Kennedy does have family in Louisville. His cousin is Chelsey Moysey, assistant trainer to Buff Bradley. He says that stable helped him out tremendously the prior winter when he went to Tampa Bay Downs.
Finish lines
Borel had one mount Sunday, dueling for the lead on the Buff Bradley-trained first-time starter Numbers Game before the 2-year-old filly gave way to sixth in the 5 1/2-furlong grass race.
Robby Albarado rode at Canterbury Park Saturday evening and had a good night that came close to being great. Albarado had three seconds in three stakes mounts — but he was a combined three-quarters of a length from sweeping them, each margin closer than the last.
Albarado lost the Minnesota HBPA Distaff by a half-length aboard Meshell, the $75,000 Brooks Fields by a neck on Go Around and the $200,000 Mystic Lake Derby on Whatawonderflworld by a nose. That race was one by favored One Mean Man, upon whom Albarado had won Arlington’s Grade 3 American Derby and finished a good fourth in Arlington’s Grade 1 Secretariat. But Albarado already was committed to Whatawonderflworld when Louisville trainer Bernie Flint opted to run One Mean Man in the stakes off the two-week turnaround.
Whatawonderflworld ran very well in his first start since finishing second in Turfway Park’s March 12 John Battaglia.
Another Ellis jockey, Francisco Torres, won the HBPA Distaff on Prado’s Sweet Ride.
Jon Court had a two-win day Saturday for the fifth time in the past six riding days, winning the first on Parc Celeste ($8) and third on Alandtom ($26.20). Court also won Sunday’s third race on favored Da Don, whose victory gave owner Chester Thomas’ Allied Racing a meet-leading six victories, with four seconds and a third out of 22 runners.
Closing week reminder: Racing will resume Thursday, Sept. 1, as the makeup for the canceled July 4th card.
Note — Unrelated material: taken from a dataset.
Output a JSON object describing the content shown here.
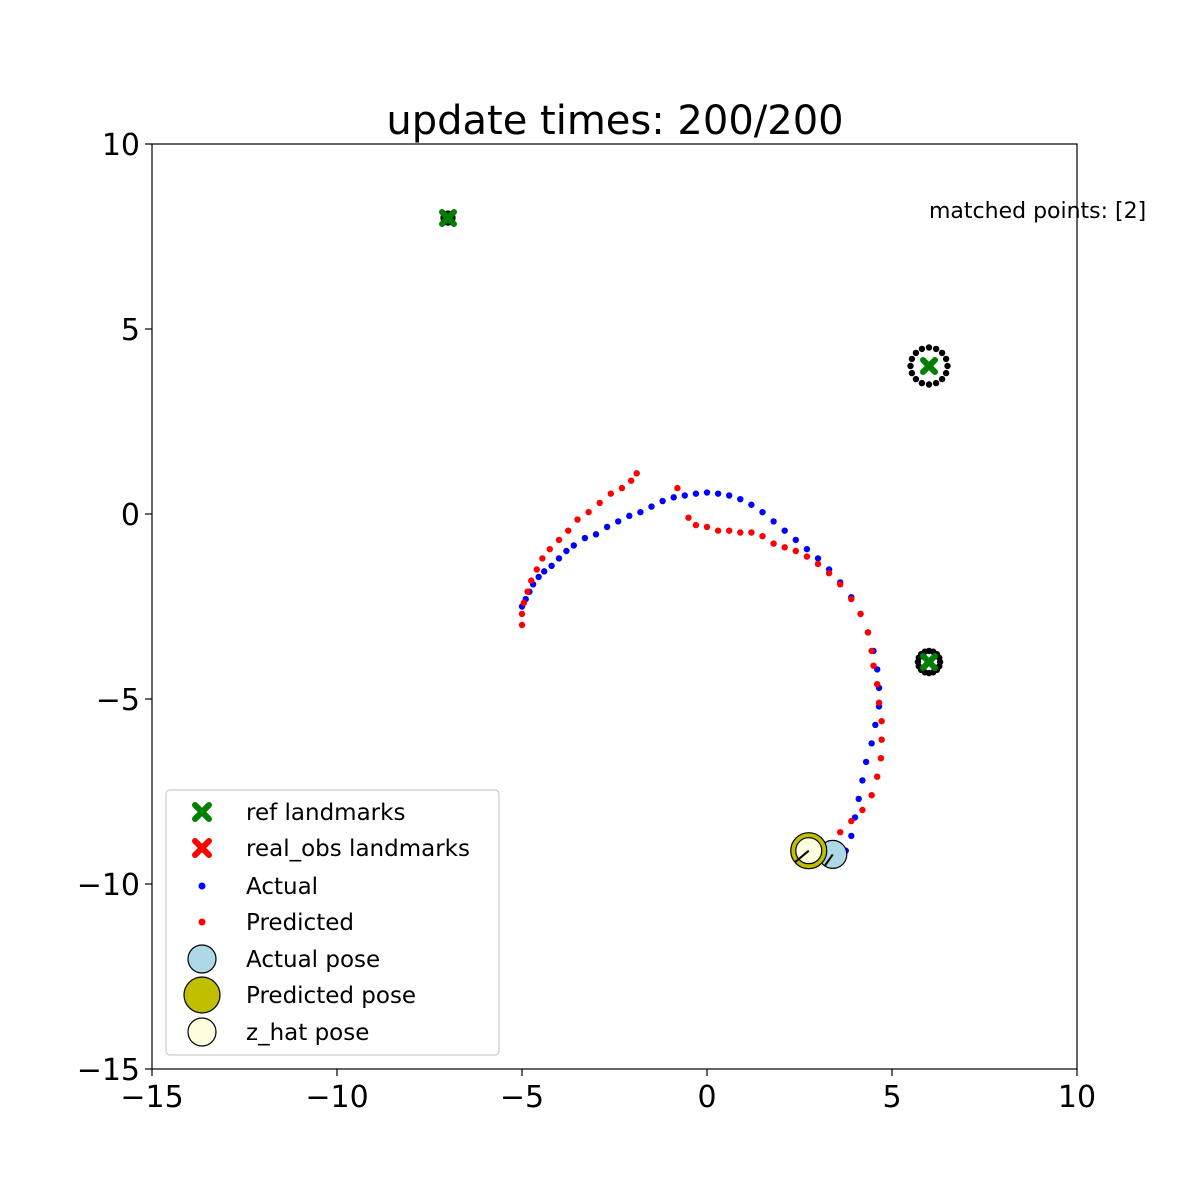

Ellis runs Friday, Sept. 2, is dark Saturday for the opener of Kentucky Downs, with the Ellis meet closing out with the Sunday, Sept. 3 and Labor Day programs.
Ellis Park and the Kentucky HBPA, the organization that represents owners and trainers at the track, are teaming the last two days of the meet to have a “Best Turned Out” Award with a cash prize to the groom of the horse that looks the best in the paddock.